A second Oath Keepers member, Kelly Meggs, the leader of the Florida contingent of the group, was sentenced to 12 years in prison.
The sentenes are the first handed down in over a decade for seditious conspiracy.
“What we absolutely cannot have is a group of citizens who – because they did not like the outcome of an election, who did not believe the law was followed as it should be – foment revolution,” District Judge Amit Mehta said before handing down the sentence. “That is what you did.”
“I dare say, Mr. Rhodes – and I never have said this to anyone I have sentenced – you pose an ongoing threat and peril to our democracy and the fabric of this country,” Mehta said.
The judge added: “I dare say we all now hold our collective breaths when an election is approaching. Will we have another January 6 again? That remains to be seen.”
Mehta said Rhodes, 58, has expressed no remorse and continues to be a threat.
“A seditious conspiracy, when you take those two concepts and put it together, is among the most serious crimes an American can commit,” the judge said. “It is an offense against the government to use force. It is an offense against the people of our country.”
Earlier on Thursday, Mehta ruled that Rhodes’ actions amounted to domestic terrorism.
“He was the one giving the orders,” Mehta said. “He was the one organizing the teams that day. He was the reason they were in fact in Washington DC. Oath Keepers wouldn’t have been there but for Stewart Rhodes, I don’t think anyone contends otherwise. He was the one who gave the order to go, and they went.”
Rhodes was convicted of seditious conspiracy by a Washington, DC, jury in November in a historic criminal trial that was a test of the Justice Department’s ability to hold January 6 rioters accountable and validated prosecutors’ arguments that the breach of the Capitol was a grave threat to American democracy.

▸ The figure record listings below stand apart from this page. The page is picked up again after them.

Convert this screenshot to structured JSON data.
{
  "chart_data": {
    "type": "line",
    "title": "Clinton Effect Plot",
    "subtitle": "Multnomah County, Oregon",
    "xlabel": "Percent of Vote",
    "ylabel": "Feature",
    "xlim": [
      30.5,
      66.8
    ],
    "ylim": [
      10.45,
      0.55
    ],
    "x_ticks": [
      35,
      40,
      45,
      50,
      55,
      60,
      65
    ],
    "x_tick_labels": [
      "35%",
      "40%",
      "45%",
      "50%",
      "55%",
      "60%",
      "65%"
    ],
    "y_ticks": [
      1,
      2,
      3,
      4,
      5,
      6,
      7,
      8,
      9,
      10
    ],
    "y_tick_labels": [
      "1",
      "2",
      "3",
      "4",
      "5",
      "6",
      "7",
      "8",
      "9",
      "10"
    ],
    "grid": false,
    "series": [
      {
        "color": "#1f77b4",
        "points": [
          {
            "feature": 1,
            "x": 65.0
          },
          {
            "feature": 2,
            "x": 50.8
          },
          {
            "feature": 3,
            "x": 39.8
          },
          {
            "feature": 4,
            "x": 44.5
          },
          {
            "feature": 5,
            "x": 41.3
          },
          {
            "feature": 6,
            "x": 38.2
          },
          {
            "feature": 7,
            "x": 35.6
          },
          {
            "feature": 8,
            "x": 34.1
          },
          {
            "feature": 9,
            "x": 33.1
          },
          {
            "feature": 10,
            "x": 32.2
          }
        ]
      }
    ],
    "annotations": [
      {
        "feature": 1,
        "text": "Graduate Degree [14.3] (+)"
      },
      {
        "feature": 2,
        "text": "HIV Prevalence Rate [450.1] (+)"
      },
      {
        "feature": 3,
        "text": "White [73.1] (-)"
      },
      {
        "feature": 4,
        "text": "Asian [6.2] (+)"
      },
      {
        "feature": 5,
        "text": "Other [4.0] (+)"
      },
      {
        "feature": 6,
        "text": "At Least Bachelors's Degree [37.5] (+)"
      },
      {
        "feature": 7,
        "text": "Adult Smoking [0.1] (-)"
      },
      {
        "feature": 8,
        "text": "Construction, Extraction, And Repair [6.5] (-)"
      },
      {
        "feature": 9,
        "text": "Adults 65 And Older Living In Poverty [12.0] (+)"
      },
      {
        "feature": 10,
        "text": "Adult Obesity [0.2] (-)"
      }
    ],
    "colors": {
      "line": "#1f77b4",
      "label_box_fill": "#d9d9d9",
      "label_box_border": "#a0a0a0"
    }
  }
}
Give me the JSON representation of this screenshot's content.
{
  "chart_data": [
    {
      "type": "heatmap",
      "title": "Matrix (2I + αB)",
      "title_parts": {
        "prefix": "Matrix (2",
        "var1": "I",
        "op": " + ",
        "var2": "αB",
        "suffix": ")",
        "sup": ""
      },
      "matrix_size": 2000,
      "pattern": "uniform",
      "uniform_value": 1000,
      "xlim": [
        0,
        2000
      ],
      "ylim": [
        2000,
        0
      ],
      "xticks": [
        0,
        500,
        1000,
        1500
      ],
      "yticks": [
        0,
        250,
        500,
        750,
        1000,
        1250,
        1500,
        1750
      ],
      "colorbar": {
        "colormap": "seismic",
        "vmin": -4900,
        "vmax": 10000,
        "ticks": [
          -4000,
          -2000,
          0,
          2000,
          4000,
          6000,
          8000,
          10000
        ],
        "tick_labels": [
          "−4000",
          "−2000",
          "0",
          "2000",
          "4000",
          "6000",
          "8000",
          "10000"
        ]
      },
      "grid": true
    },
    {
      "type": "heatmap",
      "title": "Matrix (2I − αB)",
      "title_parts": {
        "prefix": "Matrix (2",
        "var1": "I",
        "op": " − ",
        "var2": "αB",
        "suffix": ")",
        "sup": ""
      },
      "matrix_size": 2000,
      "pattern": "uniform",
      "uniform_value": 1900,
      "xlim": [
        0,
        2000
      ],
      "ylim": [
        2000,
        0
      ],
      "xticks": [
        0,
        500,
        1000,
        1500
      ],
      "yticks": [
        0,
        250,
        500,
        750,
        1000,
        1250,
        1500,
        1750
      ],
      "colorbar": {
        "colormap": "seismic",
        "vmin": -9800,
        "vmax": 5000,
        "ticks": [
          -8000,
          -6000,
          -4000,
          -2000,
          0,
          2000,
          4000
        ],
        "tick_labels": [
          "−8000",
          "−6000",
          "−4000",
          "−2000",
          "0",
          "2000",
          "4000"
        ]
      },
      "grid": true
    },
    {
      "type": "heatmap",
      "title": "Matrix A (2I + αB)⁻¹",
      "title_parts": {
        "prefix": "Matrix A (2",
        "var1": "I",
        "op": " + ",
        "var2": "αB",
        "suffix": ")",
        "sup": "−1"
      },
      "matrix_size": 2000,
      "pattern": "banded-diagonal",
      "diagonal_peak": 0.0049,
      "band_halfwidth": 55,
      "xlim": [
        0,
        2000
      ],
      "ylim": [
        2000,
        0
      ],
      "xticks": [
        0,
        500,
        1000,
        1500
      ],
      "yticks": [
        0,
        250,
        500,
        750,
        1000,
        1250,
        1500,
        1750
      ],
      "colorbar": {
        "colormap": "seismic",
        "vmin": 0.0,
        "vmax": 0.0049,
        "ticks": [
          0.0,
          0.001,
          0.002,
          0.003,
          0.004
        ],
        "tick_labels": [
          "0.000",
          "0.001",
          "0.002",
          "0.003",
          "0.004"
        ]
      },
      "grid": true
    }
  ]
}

The seditious conspiracy charge has rarely been brought in the century and a half that the statute and its forerunners have been on the books.
US Capitol Police officer Harry Dunn, who testified earlier this week about his experience on January 6, told CNN that Donald Trump should be “next.”
“It is a step towards full accountability,” Dunn said. “His lawyers argued that Donald Trump is the root of the problem, and I totally agree. Let’s get him next.”
“I have a hard time finding joy or celebration in a sentence of 18 years,” Dunn said. “I believe that justice shouldn’t be celebrated – it should be expected.”
CNN National Security Analyst Juliette Kayyem said the sentencing should have a “chilling effect on these groups,” especially as the presidential election season begins.
“This tough sentence is going to make the Oath Keepers, the Proud Boys, all these organizations, it’s going to make them more difficult for them to recruit and, as important, for them to raise money,” Kayyem said.